И он рассказал об огромной любви, связавшей почти на пятьдесят лет бабушку и дедушку со стороны отца, так что детям и старшим внукам приходилось громко топать ногами, подходя к комнате, где они уединились. Он будто снова увидел, как старики сидят за столом, держась за руки, во время семейных обедов, как дедушка гладит бабушку по головке и называет «моя Старушка» с глубокой и очевидной нежностью. Рассказал и о том, как умирал дедушка и как стойко бабушка перенесла его болезнь, агонию и смерть, не проронив ни слезинки, и как угадывалось ее безмерное страдание под маской абсолютного спокойствия без слез и жалоб, и как она шла, вся дрожа, но выпрямив спину, за его гробом, как принимала с вежливой улыбкой соболезнования командира воинского эскорта, сопровождавшего погребальную церемонию ее мужа-офицера, как раздавала детям личные вещи отца и тут же организовала всю жизнь таким образом, как — мы были уверены — дедушке бы понравилось: за обедом стала садиться во главе стола, и мы приняли это как должное, и так и оставалось до тех пор, пока восемнадцать лет спустя не настал ее черед умирать, и она пожелала, чтобы в гроб ей положили ту фотографию, которую он подарил ей на серебряную свадьбу.
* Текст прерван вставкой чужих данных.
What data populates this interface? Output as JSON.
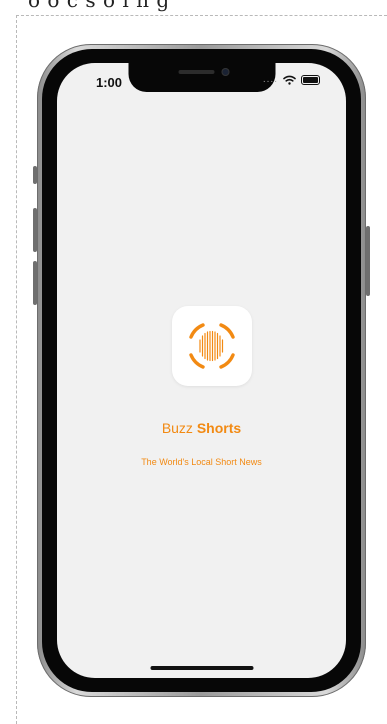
{
  "page": {
    "cut_off_text": "o o  c  s o  i n  g"
  },
  "status_bar": {
    "time": "1:00",
    "signal_dots": "....",
    "wifi_icon": "wifi-icon",
    "battery_icon": "battery-icon"
  },
  "app": {
    "icon_name": "buzz-shorts-logo-icon",
    "title_regular": "Buzz ",
    "title_bold": "Shorts",
    "tagline": "The World's Local Short News"
  },
  "colors": {
    "accent": "#F28A13",
    "screen_background": "#F1F1F1",
    "phone_bezel": "#070707"
  }
}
Врач рассказал и о том, что произнес отец на панихиде, а речь его была буквально такова: Мы все потеряли мать, и врач долго думал над этой фразой, сказанной о бабушке, чья черствость раздражала его, и пришел наконец к выводу, что это правда и что он, прожив тридцать лет, не сумел оценить по достоинству эту женщину и в очередной раз ошибся, как часто ошибался, когда судил о людях, но теперь уже, как всегда, поздно и ничего не исправишь.
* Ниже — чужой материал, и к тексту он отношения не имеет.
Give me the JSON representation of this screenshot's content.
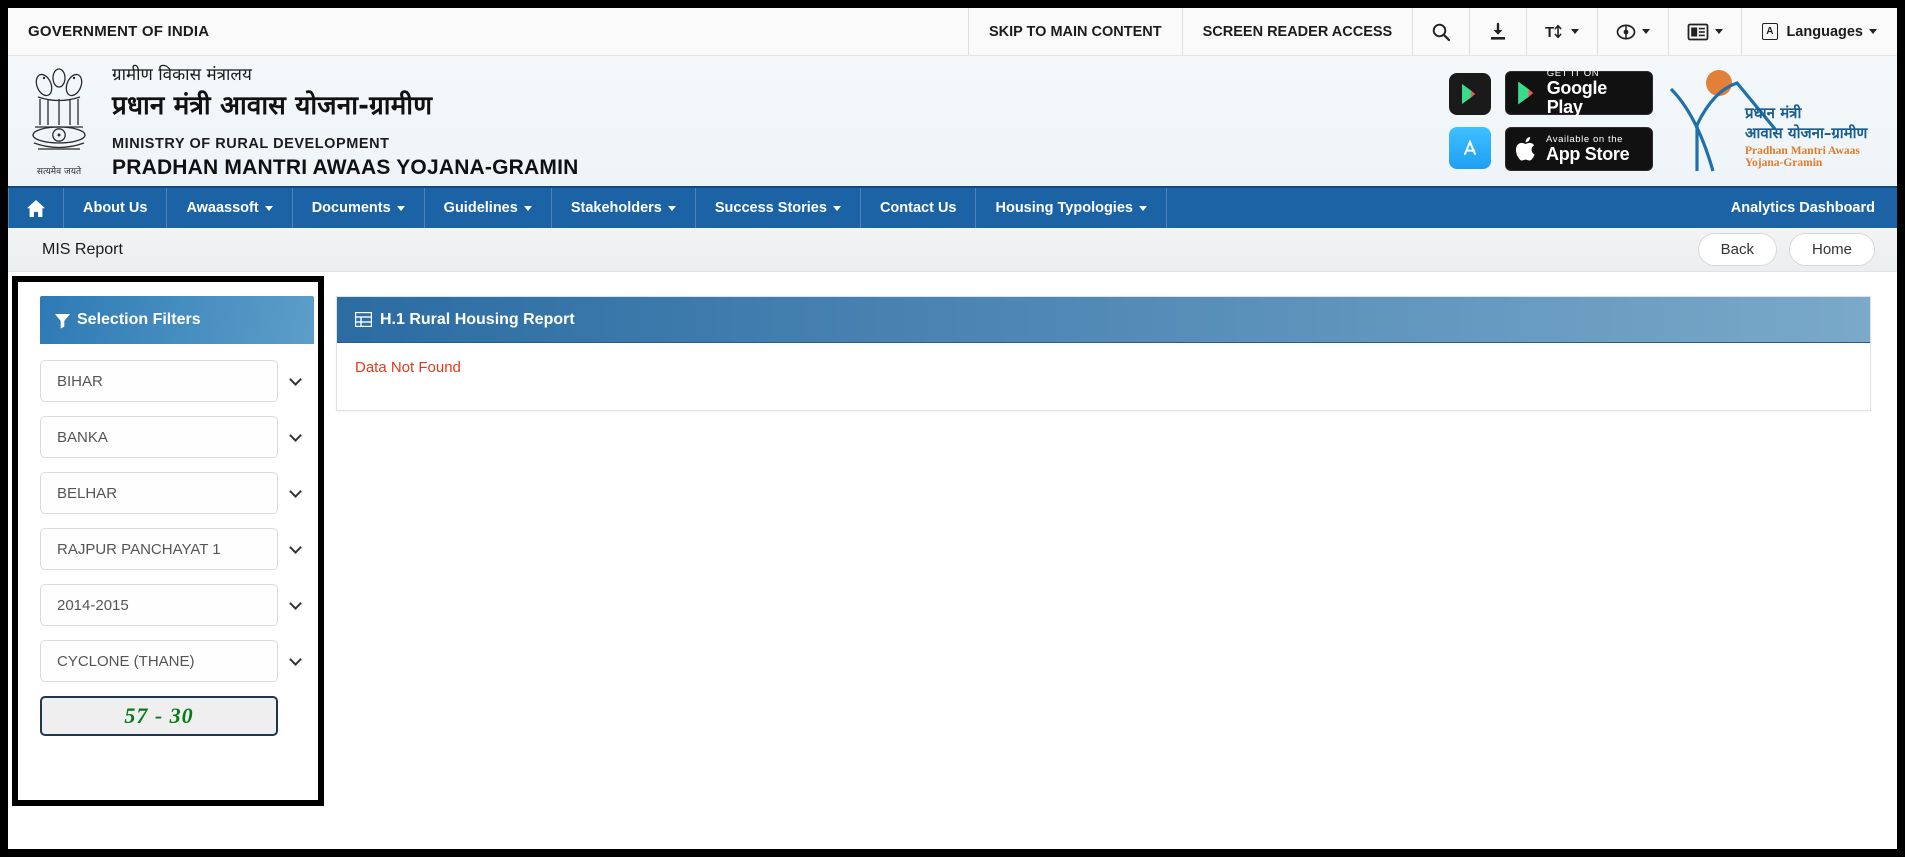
{
  "topbar": {
    "gov_label": "GOVERNMENT OF INDIA",
    "skip": "SKIP TO MAIN CONTENT",
    "screen_reader": "SCREEN READER ACCESS",
    "languages": "Languages",
    "lang_badge": "A",
    "icons": [
      "search-icon",
      "download-icon",
      "text-size-icon",
      "accessibility-icon",
      "contrast-icon"
    ]
  },
  "header": {
    "hindi_ministry": "ग्रामीण विकास मंत्रालय",
    "hindi_scheme": "प्रधान मंत्री आवास योजना-ग्रामीण",
    "english_ministry": "MINISTRY OF RURAL DEVELOPMENT",
    "english_scheme": "PRADHAN MANTRI AWAAS YOJANA-GRAMIN",
    "emblem_motto": "सत्यमेव जयते",
    "google_play_small": "GET IT ON",
    "google_play_big": "Google Play",
    "app_store_small": "Available on the",
    "app_store_big": "App Store",
    "pmay_logo_hi1": "प्रधान मंत्री",
    "pmay_logo_hi2": "आवास योजना–ग्रामीण",
    "pmay_logo_en": "Pradhan Mantri Awaas Yojana-Gramin"
  },
  "nav": {
    "items": [
      {
        "label": "",
        "icon": "home-icon",
        "has_caret": false
      },
      {
        "label": "About Us",
        "has_caret": false
      },
      {
        "label": "Awaassoft",
        "has_caret": true
      },
      {
        "label": "Documents",
        "has_caret": true
      },
      {
        "label": "Guidelines",
        "has_caret": true
      },
      {
        "label": "Stakeholders",
        "has_caret": true
      },
      {
        "label": "Success Stories",
        "has_caret": true
      },
      {
        "label": "Contact Us",
        "has_caret": false
      },
      {
        "label": "Housing Typologies",
        "has_caret": true
      }
    ],
    "analytics": "Analytics Dashboard",
    "bg_color": "#1b63a5"
  },
  "misbar": {
    "title": "MIS Report",
    "back": "Back",
    "home": "Home"
  },
  "sidebar": {
    "panel_title": "Selection Filters",
    "filters": [
      {
        "name": "state-select",
        "value": "BIHAR"
      },
      {
        "name": "district-select",
        "value": "BANKA"
      },
      {
        "name": "block-select",
        "value": "BELHAR"
      },
      {
        "name": "panchayat-select",
        "value": "RAJPUR PANCHAYAT 1"
      },
      {
        "name": "year-select",
        "value": "2014-2015"
      },
      {
        "name": "scheme-select",
        "value": "CYCLONE (THANE)"
      }
    ],
    "captcha": "57 - 30"
  },
  "report": {
    "title": "H.1 Rural Housing Report",
    "message": "Data Not Found",
    "message_color": "#e03b1c"
  }
}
— Прошлое не перепишешь, но можно лучше прожить настоящее и будущее, а вы мандражируете — аж поджилки трясутся, — сказала девушка, которая раньше ему улыбалась.
— Так и будет, пока у вас остается потребность наказывать себя, — добавил психоаналитик, внимательно изучая ноготь большого пальца своей левой руки, к которому, похоже, были приклеены микрофильмы с полным собранием трудов Мелани Кляйн [108].